Self-hosters running Home Assistant on single-board computers are getting one of the largest kernel jumps in the project's history. Version 18.0 of Home Assistant Operating System moves every build target from Linux 6.12 to the 6.18 series, a leap that pulls in newer drivers and firmware across the board. Among the additions are the Intel Xe DRM driver for x86-64 systems, MediaTek MT7920 Bluetooth and WiFi firmware and MT7925 Bluetooth firmware, and a RTL8125D revision B network controller blob. Docker has been bumped to v29.5.3 with containerd v2.2.4, and the underlying Buildroot moves to 2025.02.14.
The headline feature for Raspberry Pi owners is in-band bootloader management. The EEPROM firmware can now be checked and updated directly from the OS with ha os boards raspberrypi firmware and ha os boards raspberrypi firmware update, with Home Assistant Core 2026.7.0 set to surface the same control as an update entity. That convenience comes with a sharp caveat: 18.0 was pulled from the stable channel because updates fail on older firmware (#4811). Raspberry Pi 5 boards now require a bootloader dated 2025-02-12 or newer, since an older one can kill display output early in boot. Anyone who already updated should run the firmware update over SSH before the next OS update, and the project recommends taking a backup first.

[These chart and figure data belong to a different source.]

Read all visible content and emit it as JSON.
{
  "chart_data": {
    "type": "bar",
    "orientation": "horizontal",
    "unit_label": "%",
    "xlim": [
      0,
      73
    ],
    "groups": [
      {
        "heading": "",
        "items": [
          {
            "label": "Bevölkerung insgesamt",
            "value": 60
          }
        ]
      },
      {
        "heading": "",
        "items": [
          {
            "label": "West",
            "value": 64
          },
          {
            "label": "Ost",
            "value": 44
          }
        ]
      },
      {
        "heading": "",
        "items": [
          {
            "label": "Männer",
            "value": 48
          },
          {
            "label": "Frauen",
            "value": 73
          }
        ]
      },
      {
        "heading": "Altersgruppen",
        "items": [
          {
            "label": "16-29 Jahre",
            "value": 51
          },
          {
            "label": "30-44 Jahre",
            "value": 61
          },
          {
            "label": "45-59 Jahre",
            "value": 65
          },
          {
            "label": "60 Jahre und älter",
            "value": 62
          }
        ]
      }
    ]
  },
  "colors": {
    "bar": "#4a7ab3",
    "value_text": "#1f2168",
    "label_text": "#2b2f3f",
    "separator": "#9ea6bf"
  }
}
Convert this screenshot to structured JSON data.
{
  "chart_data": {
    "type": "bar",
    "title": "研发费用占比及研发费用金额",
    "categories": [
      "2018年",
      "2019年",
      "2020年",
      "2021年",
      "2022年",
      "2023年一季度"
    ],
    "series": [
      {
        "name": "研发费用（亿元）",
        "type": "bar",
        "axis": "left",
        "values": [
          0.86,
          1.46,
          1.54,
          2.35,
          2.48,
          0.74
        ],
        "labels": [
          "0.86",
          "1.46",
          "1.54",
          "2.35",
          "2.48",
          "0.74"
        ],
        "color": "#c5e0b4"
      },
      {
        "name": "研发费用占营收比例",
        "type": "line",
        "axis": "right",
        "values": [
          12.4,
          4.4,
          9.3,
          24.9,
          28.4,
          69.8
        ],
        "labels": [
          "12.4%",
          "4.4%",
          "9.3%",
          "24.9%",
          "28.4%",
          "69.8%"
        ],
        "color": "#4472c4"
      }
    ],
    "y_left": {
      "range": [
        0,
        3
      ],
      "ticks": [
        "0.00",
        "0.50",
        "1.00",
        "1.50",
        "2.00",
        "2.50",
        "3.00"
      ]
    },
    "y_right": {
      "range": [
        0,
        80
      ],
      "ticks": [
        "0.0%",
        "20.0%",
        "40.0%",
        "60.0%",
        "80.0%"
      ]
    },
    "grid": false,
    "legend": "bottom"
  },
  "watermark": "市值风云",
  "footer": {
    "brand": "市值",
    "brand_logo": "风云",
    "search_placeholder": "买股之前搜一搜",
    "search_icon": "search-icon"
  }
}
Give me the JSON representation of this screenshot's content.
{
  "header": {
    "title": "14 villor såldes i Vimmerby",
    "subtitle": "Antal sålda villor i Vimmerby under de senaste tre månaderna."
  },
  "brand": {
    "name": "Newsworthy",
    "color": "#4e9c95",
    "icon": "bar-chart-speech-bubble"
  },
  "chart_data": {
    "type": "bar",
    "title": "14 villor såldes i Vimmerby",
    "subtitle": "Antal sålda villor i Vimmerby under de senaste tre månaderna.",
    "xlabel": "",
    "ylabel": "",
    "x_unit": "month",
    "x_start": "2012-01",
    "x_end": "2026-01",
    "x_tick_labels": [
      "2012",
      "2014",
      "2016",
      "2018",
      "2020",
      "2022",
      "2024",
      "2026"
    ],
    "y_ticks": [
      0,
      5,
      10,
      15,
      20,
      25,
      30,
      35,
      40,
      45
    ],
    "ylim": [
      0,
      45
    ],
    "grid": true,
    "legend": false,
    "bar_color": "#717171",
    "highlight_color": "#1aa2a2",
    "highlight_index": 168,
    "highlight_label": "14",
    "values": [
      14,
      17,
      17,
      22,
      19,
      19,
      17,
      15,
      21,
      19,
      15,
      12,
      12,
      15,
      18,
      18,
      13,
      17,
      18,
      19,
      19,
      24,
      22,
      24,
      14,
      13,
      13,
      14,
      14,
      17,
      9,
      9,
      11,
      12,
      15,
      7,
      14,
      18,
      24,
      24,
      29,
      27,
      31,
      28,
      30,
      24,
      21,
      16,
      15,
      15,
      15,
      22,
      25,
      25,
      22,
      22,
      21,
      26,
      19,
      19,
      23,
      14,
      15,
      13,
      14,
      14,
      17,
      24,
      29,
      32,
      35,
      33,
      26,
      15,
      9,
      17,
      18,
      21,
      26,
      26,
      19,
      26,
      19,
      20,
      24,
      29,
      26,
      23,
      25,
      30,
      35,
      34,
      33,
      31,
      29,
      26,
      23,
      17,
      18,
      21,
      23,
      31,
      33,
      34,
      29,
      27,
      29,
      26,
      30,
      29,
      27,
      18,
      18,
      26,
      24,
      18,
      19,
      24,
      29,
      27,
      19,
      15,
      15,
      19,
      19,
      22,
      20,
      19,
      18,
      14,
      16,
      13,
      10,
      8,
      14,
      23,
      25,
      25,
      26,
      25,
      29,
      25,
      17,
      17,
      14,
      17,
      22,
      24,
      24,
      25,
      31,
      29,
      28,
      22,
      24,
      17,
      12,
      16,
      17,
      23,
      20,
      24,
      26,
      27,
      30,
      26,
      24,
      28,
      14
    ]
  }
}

The release reaches well beyond the Pi. Kernel 6.18.35 lands on the generic x86-64 and aarch64 images, Hardkernel ODROID boards, and the Khadas VIM series, alongside a fix for ODROID-C2 USB hotplug. On the Raspberry Pi 4, new installations switch from the unmaintained legacy FKMS graphics driver to the modern KMS driver, which brings HDMI-CEC support; existing setups need a manual config.txt edit to make the change. NFS v4.1 and v4.2 are now enabled on all targets, usbip is built in everywhere, and the mix of legacy hassos and newer haos naming has been harmonized to haos across systemd units and helper binaries, which may affect host-side scripts that reference the old names.
Flashing is noticeably quicker because disk images no longer overprovision the data partition, so the unused tail of the filesystem no longer has to be written to storage; the partition still auto-expands to fill the card on first boot. Virtual machine images in the OVA and aarch64 formats now ship pre-sized to 32 GB. The default swap file, previously fixed at 33 percent of RAM, is now clamped between 1 and 4 GB, growing slightly on systems with 2 GB or less and capping at 4 GB above 12 GB of RAM. Home Assistant OS is free and open source; with 18.0 currently held back from the stable channel, Raspberry Pi 5 users in particular should update their bootloader firmware before pulling the OS image.